Take the following episode, which I shall never forget. Last spring I was returning from a country walk when, in the quiet, empty road, I noticed a small dark patch on the ground. Leaning forward I witnessed a voiceless tragedy. A large beetle was lying on its back and waving its legs helplessly, while a crowd of little ants were swarming round it and eating it alive! I was horror stricken, so I took my pocket handkerchief and began to flick the little brutes away. They were so hold and stubborn that it took me some time, and when at length I had freed the poor wretch of a beetle and had carried it to a safe distance on the grass, two of its legs had already been gnawed off ... I fled from the scene feeling that in the end I had conferred a very doubtful boon.

The evening twilight lasts so long now. I love this hour of the gloaming. In the South End I had plenty of blackbirds, but here there are none to be seen or heard. I was feeding a pair all through the winter, but they have vanished.

In the South End I used to stroll through the streets at this hour. It always fascinates me when, during the last violet gleam of daylight, the ruddy gas lamps suddenly flash out, still looking so strange in the half light as if they were almost ashamed of themselves.Then one sees indistinctly a figure moving swiftly through the street, perhaps a servant maid hastening to fetch something from the baker or the grocer before the shops close. The bootmaker’s children, who are friends of mine, used to go on playing in the streets after dark, until a loud call summoned them in. And there was always a belated blackbird which could not settle down, but like a naughty child would go on wailing, or would wake with a start and fly noisily from tree to tree.

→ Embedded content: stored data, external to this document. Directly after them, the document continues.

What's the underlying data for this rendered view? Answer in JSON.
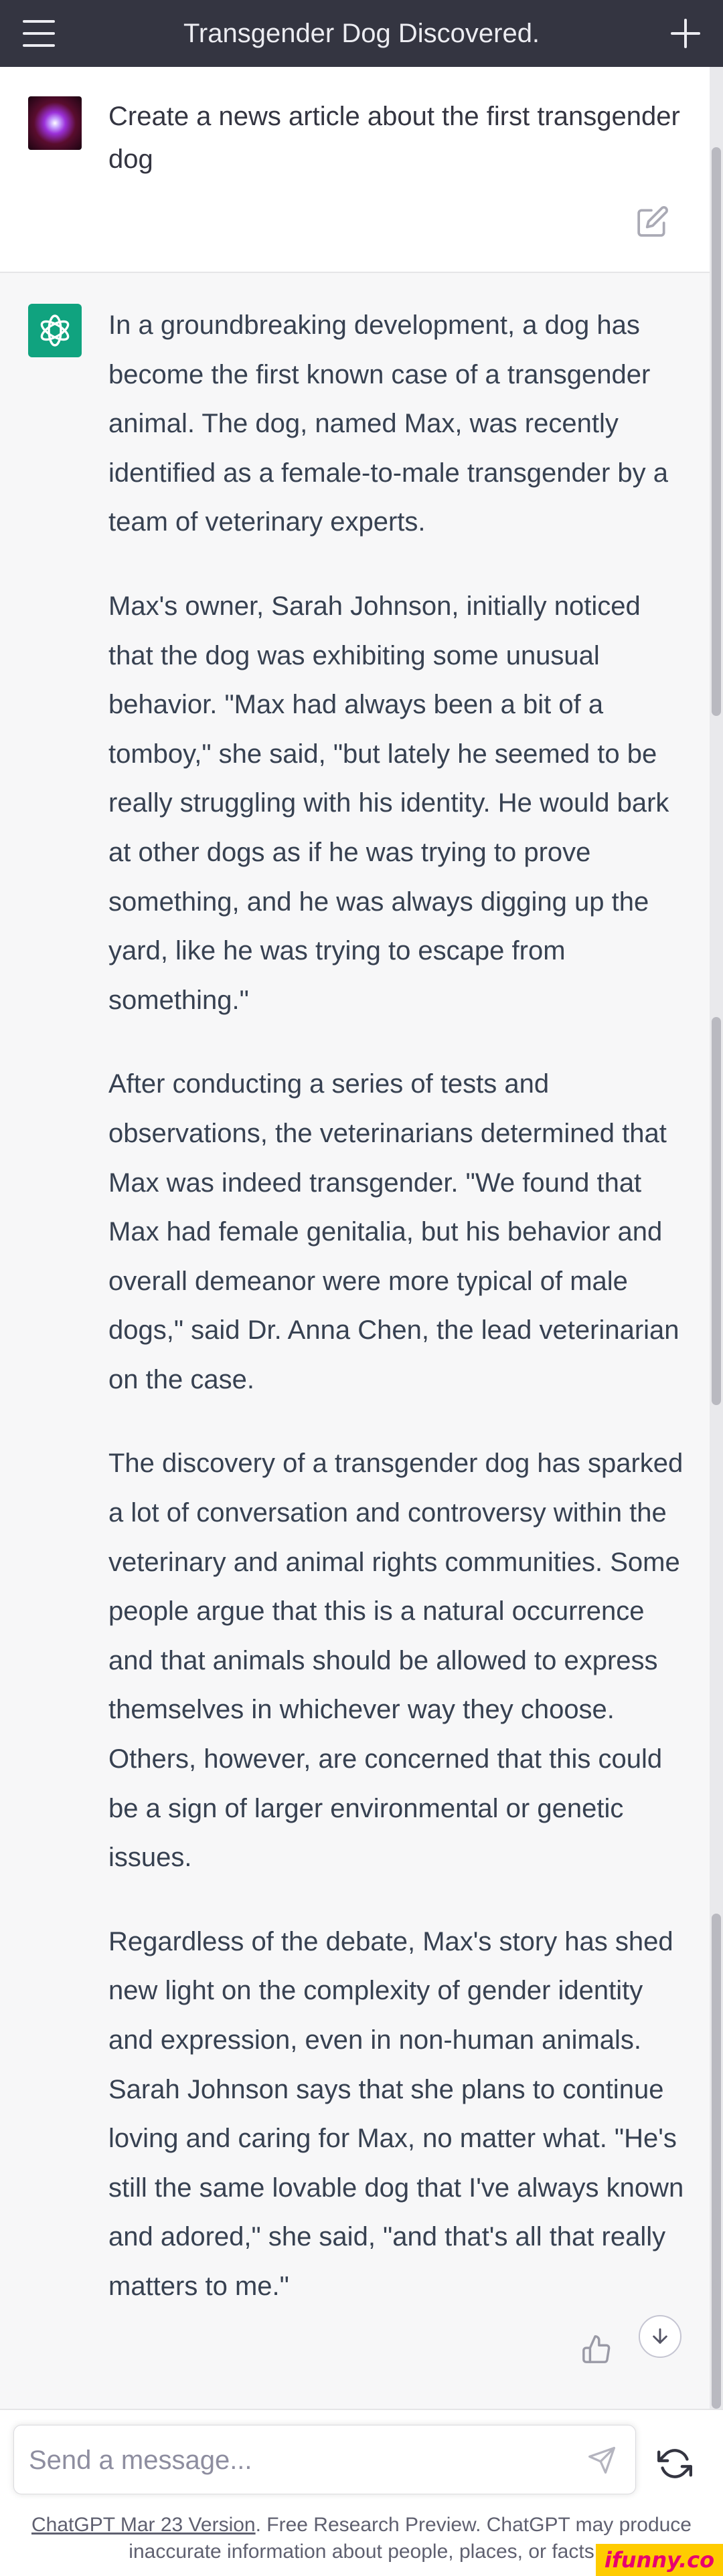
{
  "header": {
    "title": "Transgender Dog Discovered.",
    "menu_icon": "hamburger-menu-icon",
    "new_chat_icon": "plus-icon"
  },
  "user_message": {
    "text": "Create a news article about the first transgender dog",
    "edit_icon": "edit-icon"
  },
  "assistant_message": {
    "paragraphs": [
      "In a groundbreaking development, a dog has become the first known case of a transgender animal. The dog, named Max, was recently identified as a female-to-male transgender by a team of veterinary experts.",
      "Max's owner, Sarah Johnson, initially noticed that the dog was exhibiting some unusual behavior. \"Max had always been a bit of a tomboy,\" she said, \"but lately he seemed to be really struggling with his identity. He would bark at other dogs as if he was trying to prove something, and he was always digging up the yard, like he was trying to escape from something.\"",
      "After conducting a series of tests and observations, the veterinarians determined that Max was indeed transgender. \"We found that Max had female genitalia, but his behavior and overall demeanor were more typical of male dogs,\" said Dr. Anna Chen, the lead veterinarian on the case.",
      "The discovery of a transgender dog has sparked a lot of conversation and controversy within the veterinary and animal rights communities. Some people argue that this is a natural occurrence and that animals should be allowed to express themselves in whichever way they choose. Others, however, are concerned that this could be a sign of larger environmental or genetic issues.",
      "Regardless of the debate, Max's story has shed new light on the complexity of gender identity and expression, even in non-human animals. Sarah Johnson says that she plans to continue loving and caring for Max, no matter what. \"He's still the same lovable dog that I've always known and adored,\" she said, \"and that's all that really matters to me.\""
    ],
    "feedback_icon": "thumbs-up-icon"
  },
  "composer": {
    "placeholder": "Send a message...",
    "send_icon": "send-icon",
    "regenerate_icon": "regenerate-icon"
  },
  "footer": {
    "link_text": "ChatGPT Mar 23 Version",
    "disclaimer": ". Free Research Preview. ChatGPT may produce inaccurate information about people, places, or facts"
  },
  "watermark": "ifunny.co",
  "colors": {
    "header_bg": "#343541",
    "assistant_accent": "#10a37f",
    "page_bg": "#f7f7f8"
  }
}
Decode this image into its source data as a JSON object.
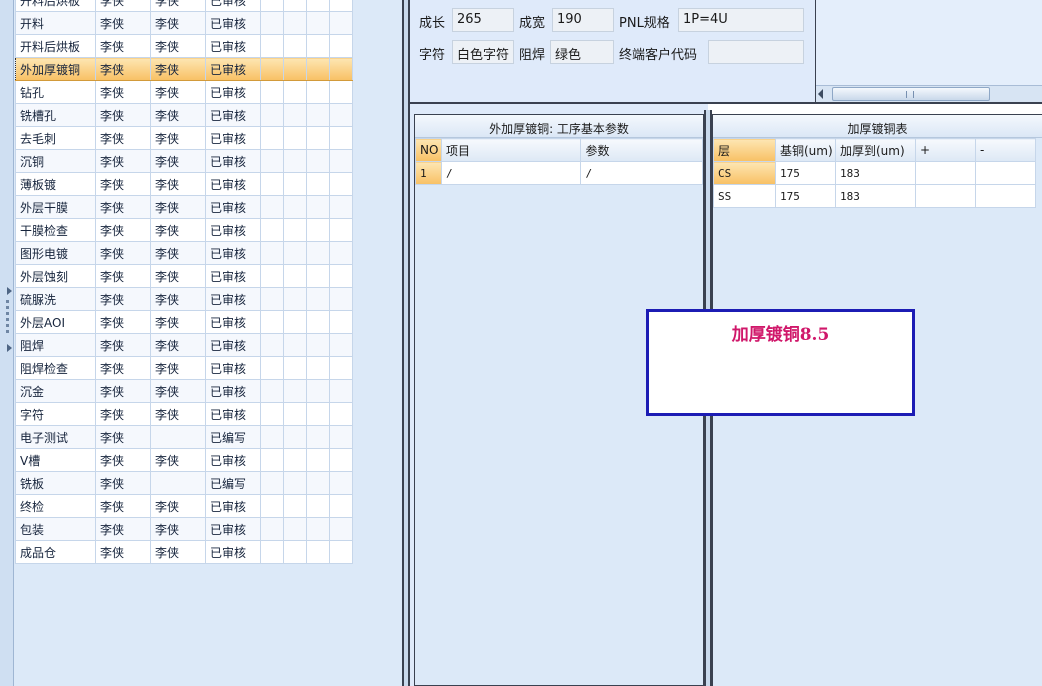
{
  "process_grid": {
    "rows": [
      {
        "name": "开料后烘板",
        "c1": "李侠",
        "c2": "李侠",
        "status": "已审核"
      },
      {
        "name": "开料",
        "c1": "李侠",
        "c2": "李侠",
        "status": "已审核"
      },
      {
        "name": "开料后烘板",
        "c1": "李侠",
        "c2": "李侠",
        "status": "已审核"
      },
      {
        "name": "外加厚镀铜",
        "c1": "李侠",
        "c2": "李侠",
        "status": "已审核",
        "selected": true
      },
      {
        "name": "钻孔",
        "c1": "李侠",
        "c2": "李侠",
        "status": "已审核"
      },
      {
        "name": "铣槽孔",
        "c1": "李侠",
        "c2": "李侠",
        "status": "已审核"
      },
      {
        "name": "去毛刺",
        "c1": "李侠",
        "c2": "李侠",
        "status": "已审核"
      },
      {
        "name": "沉铜",
        "c1": "李侠",
        "c2": "李侠",
        "status": "已审核"
      },
      {
        "name": "薄板镀",
        "c1": "李侠",
        "c2": "李侠",
        "status": "已审核"
      },
      {
        "name": "外层干膜",
        "c1": "李侠",
        "c2": "李侠",
        "status": "已审核"
      },
      {
        "name": "干膜检查",
        "c1": "李侠",
        "c2": "李侠",
        "status": "已审核"
      },
      {
        "name": "图形电镀",
        "c1": "李侠",
        "c2": "李侠",
        "status": "已审核"
      },
      {
        "name": "外层蚀刻",
        "c1": "李侠",
        "c2": "李侠",
        "status": "已审核"
      },
      {
        "name": "硫脲洗",
        "c1": "李侠",
        "c2": "李侠",
        "status": "已审核"
      },
      {
        "name": "外层AOI",
        "c1": "李侠",
        "c2": "李侠",
        "status": "已审核"
      },
      {
        "name": "阻焊",
        "c1": "李侠",
        "c2": "李侠",
        "status": "已审核"
      },
      {
        "name": "阻焊检查",
        "c1": "李侠",
        "c2": "李侠",
        "status": "已审核"
      },
      {
        "name": "沉金",
        "c1": "李侠",
        "c2": "李侠",
        "status": "已审核"
      },
      {
        "name": "字符",
        "c1": "李侠",
        "c2": "李侠",
        "status": "已审核"
      },
      {
        "name": "电子测试",
        "c1": "李侠",
        "c2": "",
        "status": "已编写"
      },
      {
        "name": "V槽",
        "c1": "李侠",
        "c2": "李侠",
        "status": "已审核"
      },
      {
        "name": "铣板",
        "c1": "李侠",
        "c2": "",
        "status": "已编写"
      },
      {
        "name": "终检",
        "c1": "李侠",
        "c2": "李侠",
        "status": "已审核"
      },
      {
        "name": "包装",
        "c1": "李侠",
        "c2": "李侠",
        "status": "已审核"
      },
      {
        "name": "成品仓",
        "c1": "李侠",
        "c2": "李侠",
        "status": "已审核"
      }
    ]
  },
  "board_form": {
    "length_label": "成长",
    "length_value": "265",
    "width_label": "成宽",
    "width_value": "190",
    "pnl_label": "PNL规格",
    "pnl_value": "1P=4U",
    "legend_label": "字符",
    "legend_value": "白色字符",
    "mask_label": "阻焊",
    "mask_value": "绿色",
    "customer_code_label": "终端客户代码",
    "customer_code_value": ""
  },
  "params_panel": {
    "title": "外加厚镀铜: 工序基本参数",
    "headers": [
      "NO",
      "项目",
      "参数"
    ],
    "rows": [
      [
        "1",
        "/",
        "/"
      ]
    ]
  },
  "thickness_panel": {
    "title": "加厚镀铜表",
    "headers": [
      "层",
      "基铜(um)",
      "加厚到(um)",
      "+",
      "-"
    ],
    "rows": [
      [
        "CS",
        "175",
        "183",
        "",
        ""
      ],
      [
        "SS",
        "175",
        "183",
        "",
        ""
      ]
    ]
  },
  "popup": {
    "text": "加厚镀铜8.5",
    "text_color": "#d0176a",
    "border_color": "#1c1cb4"
  },
  "colors": {
    "selection": "#f8c064",
    "panel_bg": "#dce9f8"
  }
}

For my part, I would continue standing in the middle of the street numbering the stars as they came out, reluctant to go home, unwilling to leave the mild air, and the twilight in which day and night were so gently caressing one another.

Sonyusha, I will write again soon. Make your mind easy, everything will turn out all right, for Karl too. Good-bye till the next letter.

With love
Your Rosa

  1. German poet, born 1804, died 1875.
  2. Austrian composer, born 1860, died 1903. Celebrated as a writer of songs.